Real-world note: Deleting services in production should be managed under change control to avoid accidental service disruption; NSO's transaction logs and dry-run features are helpful safeguards.
Verify:
# GET should return 404 or empty result after delete
curl -s -k -u admin:Lab@123 https://lab.nhprep.com/restconf/data/services/loopback-service=lb-101 -H "Accept: application/yang-data+json"
# Expected response (example)
{
"error": {
"error-type": "application",
"error-tag": "operation-failed",
"error-message": "Resource not found: services/loopback-service=lb-101"
}
}
Verification Checklist
- Check 1: RESTCONF root reachable — run the curl GET to https://lab.nhprep.com/restconf/ and confirm JSON index is returned.
- Check 2: NSO version successfully retrieved — run the GET to the system/version YANG node and confirm the version string.
- Check 3: Create / Update / Delete service lifecycle works — perform POST to create, GET to verify, PUT to modify, and DELETE to remove; each step must report successful apply status in JSON.
Common Mistakes
| Symptom | Cause | Fix |
|---|---|---|
| curl returns SSL certificate error or connection refused | Using -k hides cert errors; connection refused often means RESTCONF listener not running or wrong port | Confirm NSO RESTCONF listener is enabled and reachable. Use curl -v for diagnostics and validate host/port. |
| Authentication fails (401) | Wrong username/password or Basic auth disabled | Verify credentials (admin / Lab@123) and check NSO user config. In production, use service account with limited privileges. |
| POST returns schema validation error | Payload does not match YANG model | Validate your JSON against the service YANG model. Fetch model definitions from NSO to confirm field names. |
| Changes applied to wrong device or no device | Wrong device identifier in payload or device not provisioned in NSO | Confirm device name matches NSO device inventory (from Lesson 1), and the device is online. |
| DELETE reported success but device still has config | NSO could not apply rollback on device or NED mapping issue | Check NSO transaction logs, device connectivity, and NED (YANG/CLI) compatibility; re-run dry-run to inspect planned changes. |
Key Takeaways
- RESTCONF provides a YANG-model-aware HTTP interface to NSO for programmatic automation — think of it as "YANG over HTTPS" for create/read/update/delete operations.

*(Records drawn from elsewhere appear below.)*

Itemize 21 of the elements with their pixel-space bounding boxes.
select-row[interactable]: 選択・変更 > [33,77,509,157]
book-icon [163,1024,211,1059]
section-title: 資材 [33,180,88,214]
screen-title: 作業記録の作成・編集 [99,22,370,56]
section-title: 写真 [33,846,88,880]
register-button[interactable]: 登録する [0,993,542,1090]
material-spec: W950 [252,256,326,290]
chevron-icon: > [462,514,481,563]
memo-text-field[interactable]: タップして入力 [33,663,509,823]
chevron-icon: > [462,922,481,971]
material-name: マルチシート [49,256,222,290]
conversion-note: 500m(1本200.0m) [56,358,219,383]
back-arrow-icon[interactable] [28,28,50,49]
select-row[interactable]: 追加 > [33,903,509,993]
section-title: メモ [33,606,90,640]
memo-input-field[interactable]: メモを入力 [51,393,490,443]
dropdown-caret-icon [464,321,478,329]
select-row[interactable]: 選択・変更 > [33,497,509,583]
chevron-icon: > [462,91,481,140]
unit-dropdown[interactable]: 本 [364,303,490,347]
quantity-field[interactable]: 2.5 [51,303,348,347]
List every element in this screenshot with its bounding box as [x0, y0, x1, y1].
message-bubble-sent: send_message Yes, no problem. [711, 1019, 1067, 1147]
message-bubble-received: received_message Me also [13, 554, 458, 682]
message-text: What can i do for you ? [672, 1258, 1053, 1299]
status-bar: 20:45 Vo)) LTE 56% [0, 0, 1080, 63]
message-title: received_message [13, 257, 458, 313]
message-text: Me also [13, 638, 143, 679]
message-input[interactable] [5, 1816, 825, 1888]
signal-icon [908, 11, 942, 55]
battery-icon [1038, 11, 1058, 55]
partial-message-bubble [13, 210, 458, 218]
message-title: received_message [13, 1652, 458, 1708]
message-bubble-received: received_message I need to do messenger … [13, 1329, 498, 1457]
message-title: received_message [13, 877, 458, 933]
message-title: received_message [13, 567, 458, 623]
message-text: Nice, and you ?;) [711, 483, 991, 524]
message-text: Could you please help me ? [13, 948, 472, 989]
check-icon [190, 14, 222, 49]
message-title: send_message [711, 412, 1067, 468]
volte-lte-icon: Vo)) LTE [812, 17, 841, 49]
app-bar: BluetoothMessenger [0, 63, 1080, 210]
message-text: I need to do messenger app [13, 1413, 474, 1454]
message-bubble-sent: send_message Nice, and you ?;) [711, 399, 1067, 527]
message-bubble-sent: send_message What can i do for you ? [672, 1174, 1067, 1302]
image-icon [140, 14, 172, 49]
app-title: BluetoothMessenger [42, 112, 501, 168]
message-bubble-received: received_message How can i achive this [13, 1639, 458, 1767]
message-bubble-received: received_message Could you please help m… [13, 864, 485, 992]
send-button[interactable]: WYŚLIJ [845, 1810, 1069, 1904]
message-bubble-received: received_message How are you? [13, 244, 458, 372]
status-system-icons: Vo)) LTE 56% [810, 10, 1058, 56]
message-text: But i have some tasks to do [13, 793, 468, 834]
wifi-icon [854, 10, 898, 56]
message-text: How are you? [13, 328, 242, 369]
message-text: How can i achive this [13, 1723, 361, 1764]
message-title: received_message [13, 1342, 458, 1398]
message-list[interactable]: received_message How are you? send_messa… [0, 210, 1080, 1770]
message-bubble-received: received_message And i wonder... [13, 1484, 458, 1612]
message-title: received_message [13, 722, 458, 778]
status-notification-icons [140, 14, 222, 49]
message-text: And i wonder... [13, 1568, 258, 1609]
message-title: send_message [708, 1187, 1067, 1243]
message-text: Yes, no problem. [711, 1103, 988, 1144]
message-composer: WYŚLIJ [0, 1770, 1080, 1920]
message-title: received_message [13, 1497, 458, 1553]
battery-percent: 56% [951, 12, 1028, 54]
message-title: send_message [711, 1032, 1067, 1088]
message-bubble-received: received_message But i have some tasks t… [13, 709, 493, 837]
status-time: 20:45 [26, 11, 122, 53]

- Always authenticate over TLS and prefer stronger auth in production; Basic auth +
-kis useful for labs only. - Understand the YANG model before crafting payloads; payload shape must match the model for NSO to accept and apply changes.
- NSO enforces transactional application of services — this is why orchestration via NSO reduces misconfiguration risk when provisioning multi-device services.
Final tip: Treat NSO as the single source of truth for service intent; always query NSO for device/service state programmatically rather than directly querying individual devices in an automation workflow. This ensures consistent, auditable changes across your network.